10. The apparatus of claim 1, wherein the sealing element comprises a material selected from natural rubber, synthetic rubber, fluoro-elastomer, thermoset elastomer, thermoplastic elastomer, elastomeric copolymers, thermoplastic polymers, elastomeric terpolymers, elastomeric polymer blends, elastomeric alloys, and mixtures thereof.

11. The apparatus of claim 1, wherein the anchor component restricts substantial longitudinal movement of said apparatus within the stuffing box.

12. A method of installing an isolation apparatus within an open bore of a stuffing box, the method comprising:

providing an isolation apparatus comprising an anchor component and a sealing element;

inserting the isolation apparatus within the open bore of the stuffing box;

securing the isolation apparatus to the stuffing box with the anchor component; and

axially compressing the sealing element such that the sealing member expands radially and engages the open bore of the stuffing box.

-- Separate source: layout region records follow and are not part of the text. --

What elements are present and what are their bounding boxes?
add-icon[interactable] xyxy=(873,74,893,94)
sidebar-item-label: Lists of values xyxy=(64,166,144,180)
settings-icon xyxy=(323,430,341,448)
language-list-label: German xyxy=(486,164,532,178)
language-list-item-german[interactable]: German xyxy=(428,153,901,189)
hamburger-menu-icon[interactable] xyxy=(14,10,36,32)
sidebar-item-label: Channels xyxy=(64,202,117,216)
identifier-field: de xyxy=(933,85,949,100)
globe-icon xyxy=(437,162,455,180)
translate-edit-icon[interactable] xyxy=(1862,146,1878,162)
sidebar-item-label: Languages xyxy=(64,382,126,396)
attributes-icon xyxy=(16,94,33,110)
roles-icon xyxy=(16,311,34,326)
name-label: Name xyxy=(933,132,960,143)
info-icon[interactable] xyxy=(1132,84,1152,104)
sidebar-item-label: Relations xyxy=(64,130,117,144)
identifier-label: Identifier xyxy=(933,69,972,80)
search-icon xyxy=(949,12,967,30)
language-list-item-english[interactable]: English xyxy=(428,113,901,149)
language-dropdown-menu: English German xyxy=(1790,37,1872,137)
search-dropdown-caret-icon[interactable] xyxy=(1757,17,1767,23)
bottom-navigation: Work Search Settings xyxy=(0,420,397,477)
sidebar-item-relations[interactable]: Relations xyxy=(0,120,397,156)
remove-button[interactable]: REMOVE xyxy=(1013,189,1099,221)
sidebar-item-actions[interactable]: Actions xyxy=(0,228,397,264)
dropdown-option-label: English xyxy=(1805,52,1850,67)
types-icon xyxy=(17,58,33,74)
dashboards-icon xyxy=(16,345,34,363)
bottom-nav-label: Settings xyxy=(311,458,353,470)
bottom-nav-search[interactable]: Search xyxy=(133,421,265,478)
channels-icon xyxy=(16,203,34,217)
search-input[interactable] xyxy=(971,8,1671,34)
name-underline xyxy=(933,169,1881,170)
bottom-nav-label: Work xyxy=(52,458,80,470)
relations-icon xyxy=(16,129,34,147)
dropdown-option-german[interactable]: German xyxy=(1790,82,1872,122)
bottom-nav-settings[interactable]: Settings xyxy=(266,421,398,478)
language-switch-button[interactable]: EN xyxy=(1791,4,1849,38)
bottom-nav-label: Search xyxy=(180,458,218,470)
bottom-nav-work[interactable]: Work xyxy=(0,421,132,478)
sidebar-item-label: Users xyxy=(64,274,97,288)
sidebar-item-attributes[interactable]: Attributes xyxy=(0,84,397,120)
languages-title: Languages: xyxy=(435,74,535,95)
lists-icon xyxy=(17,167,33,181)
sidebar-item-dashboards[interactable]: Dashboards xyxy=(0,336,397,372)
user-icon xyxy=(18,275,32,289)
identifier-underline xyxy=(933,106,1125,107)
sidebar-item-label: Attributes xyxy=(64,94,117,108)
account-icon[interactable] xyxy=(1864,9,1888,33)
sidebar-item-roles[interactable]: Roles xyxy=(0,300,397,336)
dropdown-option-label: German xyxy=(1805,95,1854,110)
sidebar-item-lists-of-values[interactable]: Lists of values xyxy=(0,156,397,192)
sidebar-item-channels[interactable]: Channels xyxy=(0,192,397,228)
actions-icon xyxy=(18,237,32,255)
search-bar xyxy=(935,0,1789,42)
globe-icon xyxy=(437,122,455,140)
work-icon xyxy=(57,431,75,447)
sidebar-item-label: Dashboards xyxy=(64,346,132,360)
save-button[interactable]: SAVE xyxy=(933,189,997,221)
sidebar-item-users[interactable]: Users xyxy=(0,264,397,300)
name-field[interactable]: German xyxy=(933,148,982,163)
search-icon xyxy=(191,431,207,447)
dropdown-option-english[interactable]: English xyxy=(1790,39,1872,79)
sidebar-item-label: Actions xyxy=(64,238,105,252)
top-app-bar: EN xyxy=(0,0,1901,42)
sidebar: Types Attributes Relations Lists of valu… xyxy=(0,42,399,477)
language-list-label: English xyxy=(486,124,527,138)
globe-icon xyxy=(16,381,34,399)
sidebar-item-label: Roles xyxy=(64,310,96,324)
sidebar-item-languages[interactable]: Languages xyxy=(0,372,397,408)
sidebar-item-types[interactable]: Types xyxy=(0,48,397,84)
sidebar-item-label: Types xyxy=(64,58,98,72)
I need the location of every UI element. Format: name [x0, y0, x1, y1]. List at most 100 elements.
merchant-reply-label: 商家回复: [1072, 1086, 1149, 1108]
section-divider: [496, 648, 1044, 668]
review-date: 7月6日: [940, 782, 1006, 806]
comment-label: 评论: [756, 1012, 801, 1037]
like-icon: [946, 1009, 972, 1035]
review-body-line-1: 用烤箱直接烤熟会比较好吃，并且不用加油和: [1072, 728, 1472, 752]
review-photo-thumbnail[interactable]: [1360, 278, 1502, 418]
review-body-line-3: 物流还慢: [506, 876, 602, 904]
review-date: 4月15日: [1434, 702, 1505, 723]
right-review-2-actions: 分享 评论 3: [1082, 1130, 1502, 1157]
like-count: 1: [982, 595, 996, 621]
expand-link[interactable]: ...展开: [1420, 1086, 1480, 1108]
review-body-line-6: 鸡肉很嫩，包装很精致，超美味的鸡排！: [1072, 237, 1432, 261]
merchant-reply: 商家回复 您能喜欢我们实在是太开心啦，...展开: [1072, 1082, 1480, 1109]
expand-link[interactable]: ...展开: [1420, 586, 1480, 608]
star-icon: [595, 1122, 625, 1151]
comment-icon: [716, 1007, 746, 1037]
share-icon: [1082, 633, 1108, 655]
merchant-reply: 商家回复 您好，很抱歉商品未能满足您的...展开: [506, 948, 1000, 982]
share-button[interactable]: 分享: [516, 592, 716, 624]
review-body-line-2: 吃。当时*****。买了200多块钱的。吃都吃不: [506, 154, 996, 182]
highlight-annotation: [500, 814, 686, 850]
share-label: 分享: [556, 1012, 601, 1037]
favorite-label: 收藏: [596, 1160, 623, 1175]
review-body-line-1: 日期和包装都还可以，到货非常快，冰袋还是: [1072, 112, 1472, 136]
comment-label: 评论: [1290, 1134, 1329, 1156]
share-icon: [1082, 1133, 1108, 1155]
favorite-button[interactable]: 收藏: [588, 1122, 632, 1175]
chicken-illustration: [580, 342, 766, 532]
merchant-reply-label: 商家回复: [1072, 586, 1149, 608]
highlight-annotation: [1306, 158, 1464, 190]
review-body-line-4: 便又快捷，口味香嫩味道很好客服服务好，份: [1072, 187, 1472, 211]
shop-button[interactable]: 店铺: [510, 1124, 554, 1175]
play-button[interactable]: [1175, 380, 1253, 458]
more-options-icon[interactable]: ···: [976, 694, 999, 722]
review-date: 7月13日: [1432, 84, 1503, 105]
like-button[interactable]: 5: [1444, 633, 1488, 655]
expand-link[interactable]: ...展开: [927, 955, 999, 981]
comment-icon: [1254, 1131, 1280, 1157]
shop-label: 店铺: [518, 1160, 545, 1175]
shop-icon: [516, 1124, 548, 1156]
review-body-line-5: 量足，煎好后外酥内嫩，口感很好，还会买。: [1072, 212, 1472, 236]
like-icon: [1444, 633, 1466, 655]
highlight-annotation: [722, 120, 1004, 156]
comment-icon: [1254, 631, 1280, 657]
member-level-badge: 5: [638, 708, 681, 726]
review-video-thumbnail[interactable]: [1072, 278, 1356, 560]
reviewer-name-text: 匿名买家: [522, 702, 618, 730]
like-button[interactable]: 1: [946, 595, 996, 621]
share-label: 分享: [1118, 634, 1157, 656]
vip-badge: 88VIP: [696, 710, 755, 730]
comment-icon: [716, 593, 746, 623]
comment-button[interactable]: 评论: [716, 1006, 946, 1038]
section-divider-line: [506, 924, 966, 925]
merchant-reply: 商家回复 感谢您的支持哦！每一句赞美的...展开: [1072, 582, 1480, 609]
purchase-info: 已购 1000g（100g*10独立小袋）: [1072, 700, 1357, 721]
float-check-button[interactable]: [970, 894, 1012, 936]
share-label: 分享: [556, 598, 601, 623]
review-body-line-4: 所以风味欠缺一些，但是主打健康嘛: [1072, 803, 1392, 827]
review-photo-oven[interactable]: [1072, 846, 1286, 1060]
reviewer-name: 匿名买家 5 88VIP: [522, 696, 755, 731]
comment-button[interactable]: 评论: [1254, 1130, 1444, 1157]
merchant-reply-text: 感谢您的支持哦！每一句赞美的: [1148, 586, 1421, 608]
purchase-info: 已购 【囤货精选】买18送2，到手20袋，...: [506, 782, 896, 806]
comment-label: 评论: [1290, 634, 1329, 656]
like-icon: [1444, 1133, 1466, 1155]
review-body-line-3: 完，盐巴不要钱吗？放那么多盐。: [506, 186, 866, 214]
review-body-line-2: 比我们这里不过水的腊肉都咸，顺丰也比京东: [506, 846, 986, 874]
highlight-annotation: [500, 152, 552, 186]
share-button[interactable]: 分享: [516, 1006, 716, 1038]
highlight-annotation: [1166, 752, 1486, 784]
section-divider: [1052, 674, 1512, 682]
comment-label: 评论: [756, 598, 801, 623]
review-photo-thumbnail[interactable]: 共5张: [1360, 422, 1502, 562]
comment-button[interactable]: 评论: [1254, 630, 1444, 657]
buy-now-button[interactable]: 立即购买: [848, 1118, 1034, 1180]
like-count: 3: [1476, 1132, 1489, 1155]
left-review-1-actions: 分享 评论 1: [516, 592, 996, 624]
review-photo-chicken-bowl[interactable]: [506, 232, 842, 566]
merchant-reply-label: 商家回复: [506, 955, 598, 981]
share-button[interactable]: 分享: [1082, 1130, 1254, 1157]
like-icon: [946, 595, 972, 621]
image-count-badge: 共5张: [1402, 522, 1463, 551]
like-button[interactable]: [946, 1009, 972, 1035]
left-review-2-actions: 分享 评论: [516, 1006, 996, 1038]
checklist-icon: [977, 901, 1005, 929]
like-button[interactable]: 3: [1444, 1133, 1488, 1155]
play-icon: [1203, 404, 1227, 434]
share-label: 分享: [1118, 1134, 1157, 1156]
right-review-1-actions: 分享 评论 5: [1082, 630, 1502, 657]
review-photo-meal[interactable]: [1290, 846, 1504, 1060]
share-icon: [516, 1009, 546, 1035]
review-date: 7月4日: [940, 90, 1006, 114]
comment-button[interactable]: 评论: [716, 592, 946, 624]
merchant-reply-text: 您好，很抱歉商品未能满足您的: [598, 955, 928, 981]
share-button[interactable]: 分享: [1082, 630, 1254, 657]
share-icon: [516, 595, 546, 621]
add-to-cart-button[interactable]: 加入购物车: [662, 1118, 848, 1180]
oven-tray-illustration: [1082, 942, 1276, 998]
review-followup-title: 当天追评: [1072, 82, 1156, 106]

13. The method of claim 12, further comprising providing a threaded member, wherein the anchor component and the sealing element are disposed substantially adjacent to one another thereon.

14. The method of claim 12, wherein axially compressing the sealing element comprises longitudinally compressing the sealing element against at least one rigid surface.

15. The method of claim 14, further comprising providing a threaded nut on the threaded member and rotating the threaded nut in a clockwise rotation, thereby compressing the sealing element against the at least one rigid surface.

16. The method of claim 14, further comprising compressing the sealing element against the at least one rigid surface, and thereby radially expanding the sealing element to sealingly engage a rubber packing element within the stuffing box bore.

17. The method of claim 12, wherein securing the isolation apparatus further comprises engaging a surface within the stuffing box with radially expanding portions of the anchor component.

18. A stuffing box isolation apparatus comprising:

a threaded rod;

an anchor component disposed at a lower end of the threaded rod that secures the tool to a stuffing box;

a sealing element disposed longitudinally along a portion of the threaded rod, the sealing element configured to engage an inner bore of the stuffing box; and

at least one rigid surface abutting the sealing element, wherein the sealing element comprises a material which when axially compressed against the at least one rigid surface, radially expands for the sealing element to seal the inner bore of the stuffing box.

19. The isolation apparatus of claim 18, further comprising a threaded nut, wherein rotating the threaded nut in a clockwise direction longitudinally compresses the sealing element against the at least one rigid surface.

20. The isolation apparatus of claim 18, wherein the anchor component comprises radially expandable portions to secure the isolation apparatus to the stuffing box.

21. The isolation apparatus of claim 18, wherein the anchor component engages a surface within the stuffing box and restricts longitudinal movement of the isolation apparatus within the stuffing box.